Bei etwa 3% aller Frauen kommt es zum Erliegen zyklischen Menstruation vor dem 40. Lebensjahr. Dieses Krankheitsbild wird als vorzeitige Ovarialinsuffizienz (premature ovarian failure, POF) bezeichnet und geht mit sekundärer Amenorrhö, erhöhter FSH-Konzentration im Blut sowie erniedrigten Östradiolspiegeln einher. In der klinischen Praxis finden sich viele Faktoren, die als Ursachen der vorzeitigen Ovarialinsuffizienz infrage kommen: Infektionen (z.B. Mumps), Autoimmunerkrankungen, chirurgische Eingriffe am kleinen Becken, Chemotherapie und Bestrahlungen.
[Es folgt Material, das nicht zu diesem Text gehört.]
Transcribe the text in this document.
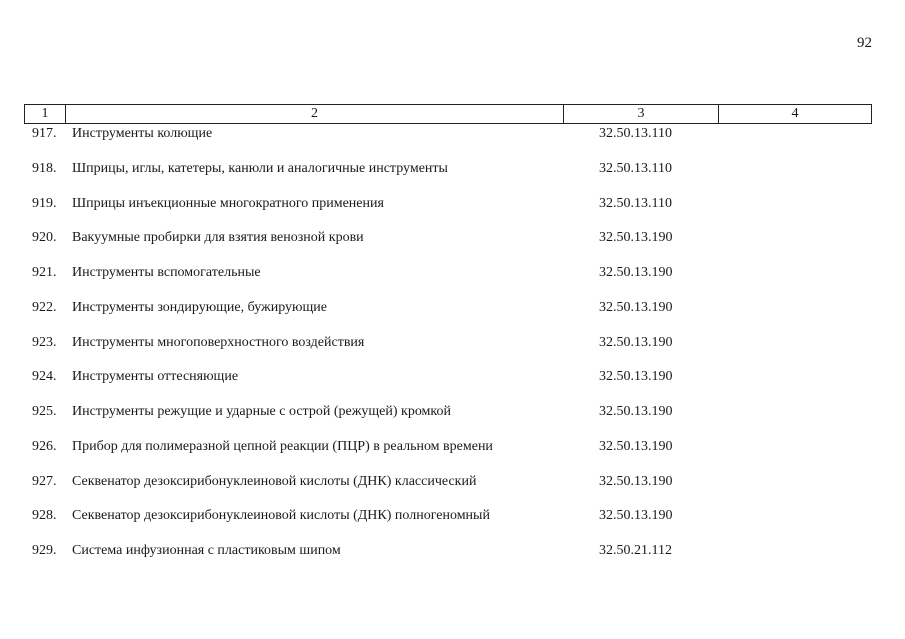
92
1	2	3	4
917. Инструменты колющие	32.50.13.110
918. Шприцы, иглы, катетеры, канюли и аналогичные инструменты	32.50.13.110
919. Шприцы инъекционные многократного применения	32.50.13.110
920. Вакуумные пробирки для взятия венозной крови	32.50.13.190
921. Инструменты вспомогательные	32.50.13.190
922. Инструменты зондирующие, бужирующие	32.50.13.190
923. Инструменты многоповерхностного воздействия	32.50.13.190
924. Инструменты оттесняющие	32.50.13.190
925. Инструменты режущие и ударные с острой (режущей) кромкой	32.50.13.190
926. Прибор для полимеразной цепной реакции (ПЦР) в реальном времени	32.50.13.190
927. Секвенатор дезоксирибонуклеиновой кислоты (ДНК) классический	32.50.13.190
928. Секвенатор дезоксирибонуклеиновой кислоты (ДНК) полногеномный	32.50.13.190
929. Система инфузионная с пластиковым шипом	32.50.21.112
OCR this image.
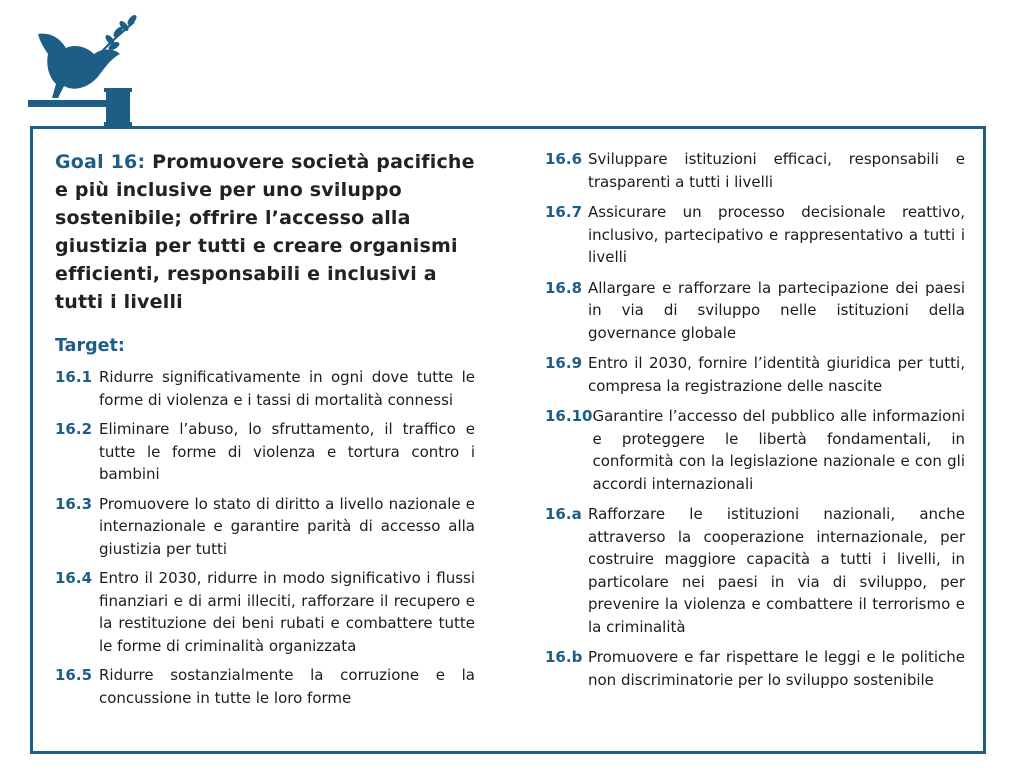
Goal 16: Promuovere società pacifiche e più inclusive per uno sviluppo sostenibile; offrire l’accesso alla giustizia per tutti e creare organismi efficienti, responsabili e inclusivi a tutti i livelli

Target:
16.1 Ridurre significativamente in ogni dove tutte le forme di violenza e i tassi di mortalità connessi
16.2 Eliminare l’abuso, lo sfruttamento, il traffico e tutte le forme di violenza e tortura contro i bambini
16.3 Promuovere lo stato di diritto a livello nazionale e internazionale e garantire parità di accesso alla giustizia per tutti
16.4 Entro il 2030, ridurre in modo significativo i flussi finanziari e di armi illeciti, rafforzare il recupero e la restituzione dei beni rubati e combattere tutte le forme di criminalità organizzata
16.5 Ridurre sostanzialmente la corruzione e la concussione in tutte le loro forme
16.6 Sviluppare istituzioni efficaci, responsabili e trasparenti a tutti i livelli
16.7 Assicurare un processo decisionale reattivo, inclusivo, partecipativo e rappresentativo a tutti i livelli
16.8 Allargare e rafforzare la partecipazione dei paesi in via di sviluppo nelle istituzioni della governance globale
16.9 Entro il 2030, fornire l’identità giuridica per tutti, compresa la registrazione delle nascite
16.10 Garantire l’accesso del pubblico alle informazioni e proteggere le libertà fondamentali, in conformità con la legislazione nazionale e con gli accordi internazionali
16.a Rafforzare le istituzioni nazionali, anche attraverso la cooperazione internazionale, per costruire maggiore capacità a tutti i livelli, in particolare nei paesi in via di sviluppo, per prevenire la violenza e combattere il terrorismo e la criminalità
16.b Promuovere e far rispettare le leggi e le politiche non discriminatorie per lo sviluppo sostenibile
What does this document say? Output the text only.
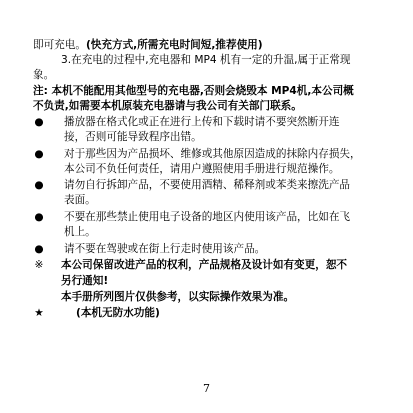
即可充电。(快充方式,所需充电时间短,推荐使用)
3.在充电的过程中,充电器和 MP4 机有一定的升温,属于正常现
象。
注: 本机不能配用其他型号的充电器,否则会烧毁本 MP4机,本公司概
不负责,如需要本机原装充电器请与我公司有关部门联系。
● 播放器在格式化或正在进行上传和下载时请不要突然断开连
接，否则可能导致程序出错。
● 对于那些因为产品损坏、维修或其他原因造成的抹除内存损失，
本公司不负任何责任，请用户遵照使用手册进行规范操作。
● 请勿自行拆卸产品，不要使用酒精、稀释剂或苯类来擦洗产品
表面。
● 不要在那些禁止使用电子设备的地区内使用该产品，比如在飞
机上。
● 请不要在驾驶或在街上行走时使用该产品。
※ 本公司保留改进产品的权利，产品规格及设计如有变更，恕不
另行通知!
本手册所列图片仅供参考，以实际操作效果为准。
★	(本机无防水功能)
7
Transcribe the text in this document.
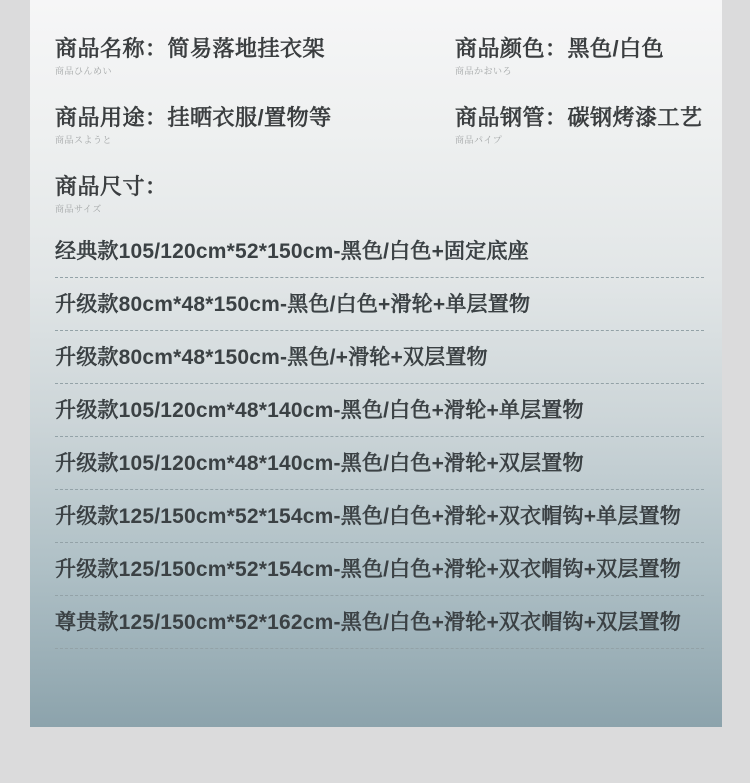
商品名称：简易落地挂衣架
商品ひんめい
商品颜色：黑色/白色
商品かおいろ
商品用途：挂晒衣服/置物等
商品スようと
商品钢管：碳钢烤漆工艺
商品パイプ
商品尺寸：
商品サイズ
经典款105/120cm*52*150cm-黑色/白色+固定底座
升级款80cm*48*150cm-黑色/白色+滑轮+单层置物
升级款80cm*48*150cm-黑色/+滑轮+双层置物
升级款105/120cm*48*140cm-黑色/白色+滑轮+单层置物
升级款105/120cm*48*140cm-黑色/白色+滑轮+双层置物
升级款125/150cm*52*154cm-黑色/白色+滑轮+双衣帽钩+单层置物
升级款125/150cm*52*154cm-黑色/白色+滑轮+双衣帽钩+双层置物
尊贵款125/150cm*52*162cm-黑色/白色+滑轮+双衣帽钩+双层置物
Ebenso sind einige Gendefekte bekannt, die mit POF assoziiert sein können. In etwa 60% aller Fälle ist eine Ursache jedoch unbekannt. Zahlreiche Hinweise deuten allerdings darauf hin, dass überwiegend genetische Faktoren für dieses Krankheitsbild verantwortlich sind. So ist seit langem bekannt, dass das Alter einer Frau bei Eintritt der Menopause mit dem Menopauseneintrittsalter ihrer Mutter korrespondiert. Das gehäufte Auftreten von familiären Fällen sowie Untersuchungen an Zwillingspaaren sind ein weiter Hinweis auf den Einfluss erblicher Faktoren bei diesem Krankheitsbild. Die klassische Untersuchung von Kandidatengenen oder Patienten mit chomosomalen Translokationen erbrachte bis heute keinen weitergehenden Einblick in die Pathogenese der vorzeitigen Menopause. In den meisten Fällen kann betroffenen Frauen keine eindeutige Diagnose ihrer Beschwerden gegeben werden und die Prognose in Hinsicht auf die Fertilität ist sehr schlecht. Eine kausale Therapie ist bisher nicht möglich, lediglich negative Begleiterscheinungen (z.B. Osteoporose) können symptomatisch behandelt werden. Insgesamt bedeutet dies eine sehr unbefriedigende Situation für Patientin und den behandelnden Arzt.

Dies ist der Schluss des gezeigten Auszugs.